Als Reaktion auf die in der Presse breit behandelten verzögerten Lieferungen bestimmter COVID-19-Impfstoffe in die EU hat die EU Kommission am 29.01 2021 die Durchführungsverordnung 2021/111 (Exportgenehmigungsverordnung) erlassen, die am 30.01. 2021 in Kraft getreten ist.  Die Exportgenehmigungsverordnung wird mindestens bis zum 31. 03.2021 gelten.

Die Exportgenehmigungsverordnung sieht vor, dass bestimmte Exporte des COVID-19-Impfstoffs einer vorherigen Anmeldung und Genehmigung durch die zuständigen Behörden der EU-Mitgliedstaaten bedürfen, in denen die COVID-19-Impfstoffe hergestellt werden.

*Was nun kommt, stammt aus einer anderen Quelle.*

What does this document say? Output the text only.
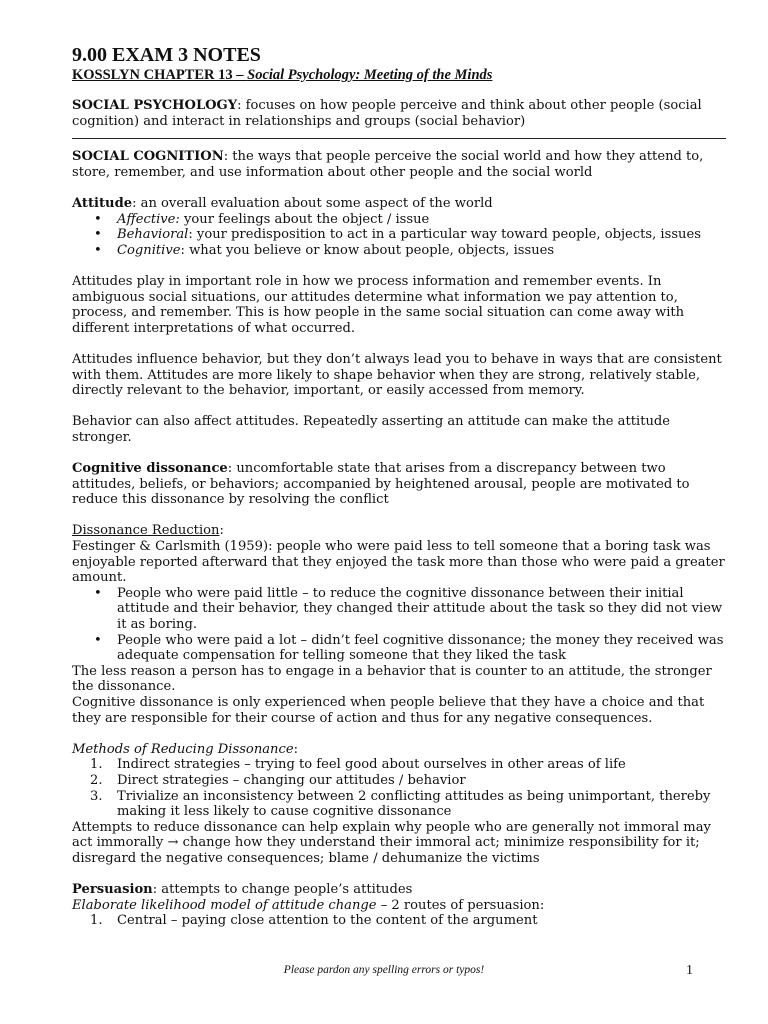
9.00 EXAM 3 NOTES

KOSSLYN CHAPTER 13 – Social Psychology: Meeting of the Minds

SOCIAL PSYCHOLOGY: focuses on how people perceive and think about other people (social cognition) and interact in relationships and groups (social behavior)

SOCIAL COGNITION: the ways that people perceive the social world and how they attend to, store, remember, and use information about other people and the social world

Attitude: an overall evaluation about some aspect of the world

• Affective: your feelings about the object / issue
• Behavioral: your predisposition to act in a particular way toward people, objects, issues
• Cognitive: what you believe or know about people, objects, issues

Attitudes play in important role in how we process information and remember events. In ambiguous social situations, our attitudes determine what information we pay attention to, process, and remember. This is how people in the same social situation can come away with different interpretations of what occurred.

Attitudes influence behavior, but they don’t always lead you to behave in ways that are consistent with them. Attitudes are more likely to shape behavior when they are strong, relatively stable, directly relevant to the behavior, important, or easily accessed from memory.

Behavior can also affect attitudes. Repeatedly asserting an attitude can make the attitude stronger.

Cognitive dissonance: uncomfortable state that arises from a discrepancy between two attitudes, beliefs, or behaviors; accompanied by heightened arousal, people are motivated to reduce this dissonance by resolving the conflict

Dissonance Reduction:

Festinger & Carlsmith (1959): people who were paid less to tell someone that a boring task was enjoyable reported afterward that they enjoyed the task more than those who were paid a greater amount.

• People who were paid little – to reduce the cognitive dissonance between their initial attitude and their behavior, they changed their attitude about the task so they did not view it as boring.
• People who were paid a lot – didn’t feel cognitive dissonance; the money they received was adequate compensation for telling someone that they liked the task

The less reason a person has to engage in a behavior that is counter to an attitude, the stronger the dissonance.

Cognitive dissonance is only experienced when people believe that they have a choice and that they are responsible for their course of action and thus for any negative consequences.

Methods of Reducing Dissonance:

1. Indirect strategies – trying to feel good about ourselves in other areas of life
2. Direct strategies – changing our attitudes / behavior
3. Trivialize an inconsistency between 2 conflicting attitudes as being unimportant, thereby making it less likely to cause cognitive dissonance

Attempts to reduce dissonance can help explain why people who are generally not immoral may act immorally → change how they understand their immoral act; minimize responsibility for it; disregard the negative consequences; blame / dehumanize the victims

Persuasion: attempts to change people’s attitudes

Elaborate likelihood model of attitude change – 2 routes of persuasion:

1. Central – paying close attention to the content of the argument
Please pardon any spelling errors or typos!	1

Die Mitgliedsstaaten sind verpflichtet, ihrerseits  Genehmigungssysteme einzurichten. Die Kommission wird verbindliche Stellungnahmen dazu abgeben, ob solche Genehmigungen erteilt werden sollten, wobei sie die wahrscheinlichen Auswirkungen auf die Fähigkeit der Impfstoffhersteller berücksichtigen, ihren Verpflichtungen aus den mit der Europäischen Union abgeschlossenen Advance Purchase Agreements (APAs) nachzukommen.

Die erklärten Ziele der Exportgenehmigungsverordnung sind:

  • sicherzustellen, dass die EU-Bürger rechtzeitig Zugang zu den COVID-19-Impfstoffen haben;
  • die Transparenz in Bezug auf Impfstoffexporte außerhalb der Europäischen Union zu erhöhen;  
  • die Investitionen der EU in Höhe von 2,7 Milliarden Euro in die schnelle Entwicklung und Produktion verschiedener COVID-19-Impfstoffe zu schützen.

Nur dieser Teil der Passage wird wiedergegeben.